UDF Files Lawsuit in Response to Ponzi Allegations
United Development Funding’s family of funds have filed a lawsuit in a Texas court against well-known hedge fund manager Kyle Bass and his Hayman Capital hedge funds which held a short position in one of UDF’s entities. UDF is the sponsor of several non-traded real estate investment trusts, as well as a traded REIT, United Development Funding IV (NASDAQ: UDF).
The lawsuit claims that the UDF funds were financially damaged due to statements made by the defendants, including that the funds operated as a Ponzi scheme. UDF believes that Bass and his funds raked in profits of an estimated $60 million or more as a result of their short position.
As reported by The DI Wire in late 2015, Bass anonymously authored and posted a series of online reports on an investor networking website that detailed unsubstantiated claims against UDF that sent stock prices plummeting.
It was later revealed that Bass and Hayman Capital were shorting UDF IV after he launched the website www.UDFexposed.com which disclosed that “Hayman will profit if the market price for common shares of UDF decline and, conversely, Hayman will lose money if the market price increases for the common shares of UDF.”
Bass’s Hayman Capital hedge funds focus primarily on short-selling stocks, or betting that a company’s stock price will decline. Bass is best known for betting against subprime mortgages and securing massive profits for himself in 2008 following the housing market crash.
The complaint argues that Bass was under pressure to hit another big payout after a series of losses and made UDF his target, engaging in an illegal “short-and-distort” scheme where a “short seller spreads false and damaging information about the target company it is betting against in order to harm the business and its stock price.”
UDF alleges that Bass spread false information directly to its business partners, including lenders, borrowers, accountants, companies, with the sole purpose of driving down its stock price. For example, Bass accused UDF’s largest group of borrower entities, Centurion, of being insolvent and a participant in the fraudulent scheme.

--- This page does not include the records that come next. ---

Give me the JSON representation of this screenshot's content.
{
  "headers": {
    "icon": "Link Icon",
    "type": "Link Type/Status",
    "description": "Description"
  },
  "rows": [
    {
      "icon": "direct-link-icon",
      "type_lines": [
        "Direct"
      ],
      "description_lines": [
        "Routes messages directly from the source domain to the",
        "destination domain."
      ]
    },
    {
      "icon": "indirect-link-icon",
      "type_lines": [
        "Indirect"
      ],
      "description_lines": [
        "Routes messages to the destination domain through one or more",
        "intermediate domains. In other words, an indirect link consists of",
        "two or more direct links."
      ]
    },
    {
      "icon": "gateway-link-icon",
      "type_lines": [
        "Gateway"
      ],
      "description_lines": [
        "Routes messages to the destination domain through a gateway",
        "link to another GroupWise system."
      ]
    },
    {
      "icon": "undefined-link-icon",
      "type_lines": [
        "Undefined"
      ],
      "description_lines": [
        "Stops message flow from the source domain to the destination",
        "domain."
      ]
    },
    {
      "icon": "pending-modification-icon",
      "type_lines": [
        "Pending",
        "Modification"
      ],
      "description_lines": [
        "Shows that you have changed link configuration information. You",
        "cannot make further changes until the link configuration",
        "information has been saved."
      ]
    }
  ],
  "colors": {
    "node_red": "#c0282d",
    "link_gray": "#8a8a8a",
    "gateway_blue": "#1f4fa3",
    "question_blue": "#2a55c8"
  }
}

Following the Ponzi scheme claims and subsequent reports, UDF said that it lost access to credit and capital markets and was forced to sell its assets at reduced prices and to pay off many of its loans. The company also noted that it lost builder and developer customers and future investors, which allegedly caused damages in the hundreds of millions of dollars.
In December 2015, UDF disclosed that it was the subject of a non-public fact-finding SEC investigation that started in April 2014, and a few months later its Grapevine, Texas headquarters was raided by the FBI.
UDF believes that Hayman’s general counsel Christopher Kirkpatrick, a former branch chief of the SEC’s enforcement division, contacted his old employer, as well as the FBI and the United States Attorney’s Office in Dallas “to prompt those agencies to take some public action against UDF that defendants understood and hoped would spook investors.”
Since listing on NASDAQ in June 2014 until December 2015, UDF IV had traded in a range of $16.02 to $19.95 per share. By mid-February 2016, UDF IV traded below $4 per share, before trading was halted by NASDAQ. The company was delisted in October 2016 for failing to file its 2015 annual financial reports and subsequent quarterly reports with the SEC.
UDF alleges that the delisting was part of Hayman Capital’s plan to buy discounted shares of UDF IV in the over-the-counter market from institutional investors, since UDF IV was no longer in the Russell 2000 Index.
The UDF funds had previously raised more than $1.2 billion in investor capital between 2003 and December 2015. UDF V, a non-traded REIT seeking to raise $1 billion, terminated its offering in March 2016.
The complaint alleges multiple counts including business disparagement, tortious interference, civil and conspiracy. Plaintiffs demand a trial by jury on all issues and seek monetary relief in excess of $1 million for damages, disgorgement, pre-judgment interest, attorney’s fees, and other relief.